The
peroxisomal disorders represent a group of inherited metabolic disorders that derive from defects of peroxisomal biogenesis and/or from dysfunction of single or multiple peroxisomal
enzymes. We described earlier an 8 1/2 year-old with a history of progressive developmental delay, micronodular
cirrhosis, and elevated very long chain
fatty acids in plasma and skin fibroblasts. These findings were felt to be compatible with both
neonatal adrenoleukodystrophy (nALD) and
Zellweger syndrome (ZS). This patient is now 21 years old and his
clinical course, inconsistent with either nALD or ZS, led us to examine his peroxisomal status in light of a possible new peroxisomal disease. The normal levels of
bile acid precursors found in this patient suggest that peroxisomal beta-oxidation is functional. The activities of
dihydroxyacetone phosphate acyltransferase and oxidation of
lignoceric acid and
phytanic acid were 14, 17, and 15% of the control, respectively.

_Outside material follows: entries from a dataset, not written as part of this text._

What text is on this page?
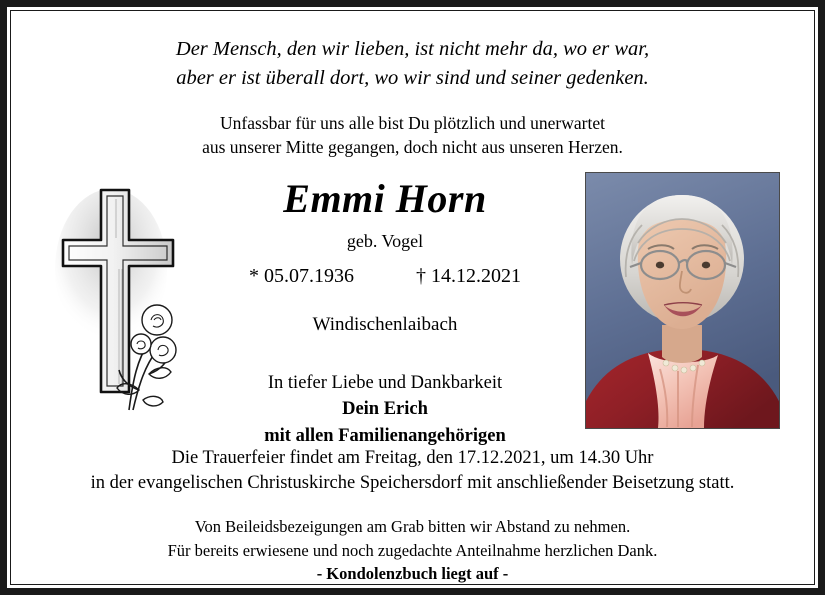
Der Mensch, den wir lieben, ist nicht mehr da, wo er war,
aber er ist überall dort, wo wir sind und seiner gedenken.
Unfassbar für uns alle bist Du plötzlich und unerwartet
aus unserer Mitte gegangen, doch nicht aus unseren Herzen.
Emmi Horn
geb. Vogel
* 05.07.1936	† 14.12.2021
Windischenlaibach
In tiefer Liebe und Dankbarkeit
Dein Erich
mit allen Familienangehörigen
Die Trauerfeier findet am Freitag, den 17.12.2021, um 14.30 Uhr
in der evangelischen Christuskirche Speichersdorf mit anschließender Beisetzung statt.
Von Beileidsbezeigungen am Grab bitten wir Abstand zu nehmen.
Für bereits erwiesene und noch zugedachte Anteilnahme herzlichen Dank.
- Kondolenzbuch liegt auf -
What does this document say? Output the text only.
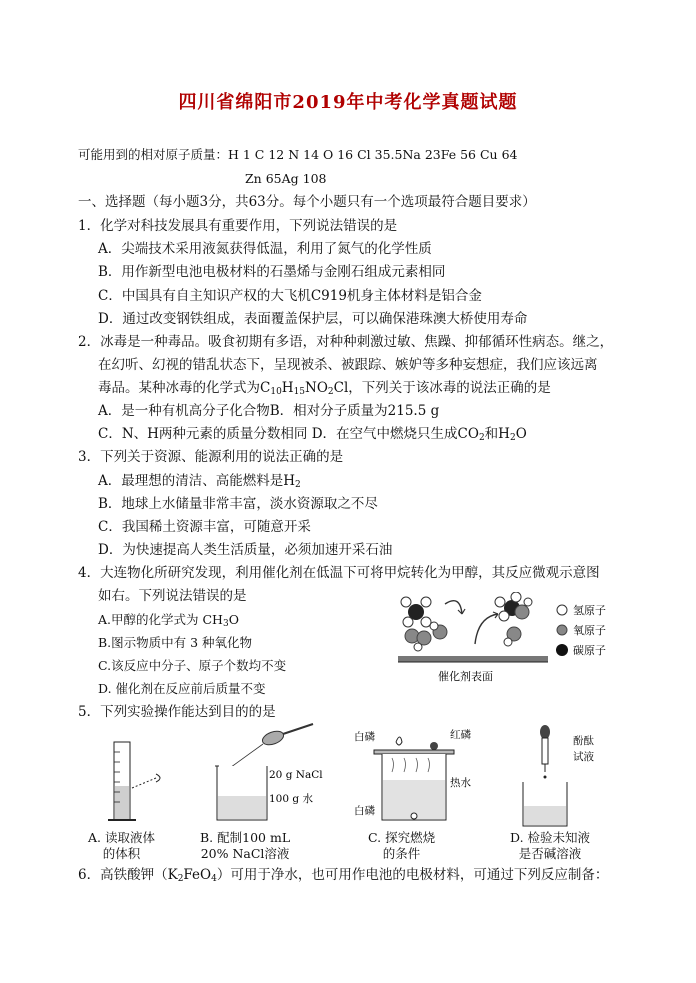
四川省绵阳市2019年中考化学真题试题
可能用到的相对原子质量：H 1 C 12 N 14 O 16 Cl 35.5Na 23Fe 56 Cu 64
Zn 65Ag 108
一、选择题（每小题3分，共63分。每个小题只有一个选项最符合题目要求）
1．化学对科技发展具有重要作用，下列说法错误的是
A．尖端技术采用液氮获得低温，利用了氮气的化学性质
B．用作新型电池电极材料的石墨烯与金刚石组成元素相同
C．中国具有自主知识产权的大飞机C919机身主体材料是铝合金
D．通过改变钢铁组成，表面覆盖保护层，可以确保港珠澳大桥使用寿命
2．冰毒是一种毒品。吸食初期有多语，对种种刺激过敏、焦躁、抑郁循环性病态。继之，
在幻听、幻视的错乱状态下，呈现被杀、被跟踪、嫉妒等多种妄想症，我们应该远离
毒品。某种冰毒的化学式为$C_{10}H_{15}NO_2Cl$，下列关于该冰毒的说法正确的是
A．是一种有机高分子化合物B．相对分子质量为215.5 g
C．N、H两种元素的质量分数相同 D．在空气中燃烧只生成$CO_2$和$H_2O$
3．下列关于资源、能源利用的说法正确的是
A．最理想的清洁、高能燃料是$H_2$
B．地球上水储量非常丰富，淡水资源取之不尽
C．我国稀土资源丰富，可随意开采
D．为快速提高人类生活质量，必须加速开采石油
4．大连物化所研究发现，利用催化剂在低温下可将甲烷转化为甲醇，其反应微观示意图
如右。下列说法错误的是
A.甲醇的化学式为 $CH_3O$
B.图示物质中有 3 种氧化物
C.该反应中分子、原子个数均不变
D. 催化剂在反应前后质量不变
催化剂表面
氢原子
氧原子
碳原子
5．下列实验操作能达到目的的是
A. 读取液体
的体积
20 g NaCl
100 g 水
B. 配制100 mL
20% NaCl溶液
白磷	红磷
热水
白磷
C. 探究燃烧
的条件
酚酞
试液
D. 检验未知液
是否碱溶液
6．高铁酸钾$(K_2FeO_4)$可用于净水，也可用作电池的电极材料，可通过下列反应制备：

This partial activity for oxidation and the normal levels of
bile acid precursors suggests that this patient has peroxisomes containing beta-oxidation
enzymes. Western blot analysis of subcellular organelles showed that beta-oxidation
enzyme proteins are present at normal levels in
catalase-negative peroxisomes of density equivalent to normal peroxisomes. The presence of
acyl-CoA oxidase and 3-ketoacyl-CoA thiolase in
catalase-negative peroxisomes suggests that both peroxisomal targeting signal-1 (PTS-1), and peroxisomal targeting signal-2 (PTS-2)-mediated protein transport processes into peroxisomes are normal in this patient. These findings of
catalase-negative peroxisomes of normal density and normal PTS-1 and PTS-2 import machinery with partial peroxisomal functions clearly demonstrate that this patient differs from those with known disorders of peroxisomal biogenesis.